It is important that a comprehensive record is kept of the policy development process, the evidence that has been considered and the key decisions taken. In the event of a legal challenge to the measure, having a documentary record of full and effective government procedures can be critical.

1. Record and Document Each Step of the Policy Development and Drafting Process 

This means keeping a careful record of:

  1. Key Ministry of Health meetings, where the policy is discussed or decisions are taken on aspects of the policy;
  2. The reasons for policy decisions taken about any aspect of the policy (see for instance the key initial policy development decisions outlined in Guide 3.1;
  3. Communications or meetings with other government departments (see Guide 4.1);
  4. Communications or meetings with external public health bodies, experts, or civil society organizations with documentation of attendees;
  5. Interactions with industry or industry representatives outside of public consultations with documentation of attendees;
  6. All the evidence that has been considered as part of the evidence review, when it was considered, and by whom;
  7. Any external written submissions received from organizations or industry, whether as part of the a consultation or otherwise;and Both internal and external correspondence including emails relating to the policy.

Meetings with the tobacco industry or industry representatives should only take place and be conducted in line with the WHO FCTC Article 5.3 and the FCTC Article 5.3 guidelines so as to protect tobacco-control polices from commercial and other vested interests.1

Internal government discussions between different departments are an important part of the policy-development process, so demonstrating that they took place can show proper due process. Records of meetings should include agendas and minutes. A regulatory impact analysis (see Guide 2.2) can act as a useful part of the record of policy development.

LEGAL CHALLENGES

Legal challenges to a tobacco-control policy, in both national courts and international tribunals, can often include a claim that due process has not been adhered to or that effective consideration of all the relevant evidence and issues was not had before a final decision was made. It is important that a government can demonstrate the steps it has taken.

In the international investment arbitration claim brought by Philip Morris International against two of Uruguay’s tobacco control laws,2 the arbitrator appointed by Philip Morris, Gary Born, gave a dissenting opinion on certain issues, where he disagreed with the outcome of the tribunal award (see Guide 4.2). Gary Born’s dissenting opinion was that Uruguay’s Single Presentation Requirement (which only permits each brand to have a single variant) was adopted without due process or proper consideration of the evidence and was therefore arbitrary and in breach of Uruguay’s Bilateral Investment Treaty with Switzerland:

In my view, the record does not support a conclusion that the single presentation requirement . . . was preceded by any meaningful internal study, discussions or deliberations at the Ministry of Public Health, or by other Uruguayan authorities . . .
It is significant that the evidentiary record contains no minutes, agendas, protocols, preparatory materials, memoranda, letters, emails or other documentary evidence suggesting that any meetings, conference calls or other interactions concerning the single presentation requirement ever occurred.” [108 – 109] (emphasis added)
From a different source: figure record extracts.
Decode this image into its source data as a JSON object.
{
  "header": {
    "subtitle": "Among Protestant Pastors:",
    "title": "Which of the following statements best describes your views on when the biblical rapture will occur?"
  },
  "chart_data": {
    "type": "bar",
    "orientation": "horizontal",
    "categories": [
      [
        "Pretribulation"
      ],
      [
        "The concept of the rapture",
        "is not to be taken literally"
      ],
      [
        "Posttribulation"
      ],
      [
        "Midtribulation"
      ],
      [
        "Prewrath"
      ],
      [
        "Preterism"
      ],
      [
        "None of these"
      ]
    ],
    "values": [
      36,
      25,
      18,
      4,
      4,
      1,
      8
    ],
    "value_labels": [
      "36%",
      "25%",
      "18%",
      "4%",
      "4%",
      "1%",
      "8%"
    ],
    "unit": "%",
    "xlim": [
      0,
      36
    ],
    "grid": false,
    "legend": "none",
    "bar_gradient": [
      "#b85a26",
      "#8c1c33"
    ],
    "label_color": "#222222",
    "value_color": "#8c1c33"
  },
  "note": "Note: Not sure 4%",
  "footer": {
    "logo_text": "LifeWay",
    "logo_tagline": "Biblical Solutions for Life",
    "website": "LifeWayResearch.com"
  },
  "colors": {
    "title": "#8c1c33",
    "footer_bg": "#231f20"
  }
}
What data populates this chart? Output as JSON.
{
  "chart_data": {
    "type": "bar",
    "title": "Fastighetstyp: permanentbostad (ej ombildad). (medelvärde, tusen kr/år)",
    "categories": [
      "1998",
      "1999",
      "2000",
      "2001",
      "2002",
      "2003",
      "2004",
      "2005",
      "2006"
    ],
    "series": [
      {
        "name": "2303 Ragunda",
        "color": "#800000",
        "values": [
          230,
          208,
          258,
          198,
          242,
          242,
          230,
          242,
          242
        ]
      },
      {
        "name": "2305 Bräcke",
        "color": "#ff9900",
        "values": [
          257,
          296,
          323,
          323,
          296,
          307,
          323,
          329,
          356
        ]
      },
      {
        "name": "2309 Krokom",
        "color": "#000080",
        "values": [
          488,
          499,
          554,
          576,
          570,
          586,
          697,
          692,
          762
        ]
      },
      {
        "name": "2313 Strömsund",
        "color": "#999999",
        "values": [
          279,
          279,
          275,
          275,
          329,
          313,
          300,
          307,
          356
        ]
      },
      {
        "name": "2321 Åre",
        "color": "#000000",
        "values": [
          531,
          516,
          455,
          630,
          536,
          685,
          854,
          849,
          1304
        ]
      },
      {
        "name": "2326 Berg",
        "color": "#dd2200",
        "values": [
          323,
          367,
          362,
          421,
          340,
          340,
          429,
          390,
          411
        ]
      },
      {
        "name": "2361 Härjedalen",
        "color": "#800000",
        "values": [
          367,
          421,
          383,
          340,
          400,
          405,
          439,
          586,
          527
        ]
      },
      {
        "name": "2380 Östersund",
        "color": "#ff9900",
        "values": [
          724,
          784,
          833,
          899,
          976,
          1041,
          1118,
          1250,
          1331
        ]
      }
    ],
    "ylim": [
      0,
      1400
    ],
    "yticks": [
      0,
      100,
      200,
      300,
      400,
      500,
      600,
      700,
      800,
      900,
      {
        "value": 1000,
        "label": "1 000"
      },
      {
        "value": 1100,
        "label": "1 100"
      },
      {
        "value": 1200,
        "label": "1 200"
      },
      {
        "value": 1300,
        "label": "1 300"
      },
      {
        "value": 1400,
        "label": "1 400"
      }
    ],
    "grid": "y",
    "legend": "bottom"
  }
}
The position of the Uruguayan Government was that the policy was properly considered before being adopted, and the majority of the tribunal agreed, but the fact that one of the three arbitrators was prepared to find a breach of the Bilateral Investment Treaty that could have led to huge damages being awarded and is a reminder to governments of the need to follow due process and keep a record of that process.

2. Freedom of Information Requests

In addition, governments need to be aware that tobacco companies have lodged a significant number of freedom-of-information requests in countries considering plain packaging. These requests can be designed to tie up government resources and to be "fishing" exercises in preparation for legal challenges. Governments should consider strategies to prepare themselves to respond to such requests by developing an approach to document management from the outset.

Notes
  1. The InternationalUnion Against Tuberculosis and Lung Disease has produced a Toolkit with guides on how to implement the FCTC Article5.3 and prevent tobacco industry interference: www.theunion.org/what-we-do/publications/english/pubtc_Guides-set.pdf.
  2. Philip Morris Brand Sàrl (Switzerland), Philip Morris Products S.A. (Switzerland) and Abal Hermanos S.A. (Uruguay) v. Oriental Republic of Uruguay (ICSID Case No. ARB/10/7). The award and dissenting opinion are available from: www.italaw.com/cases/460.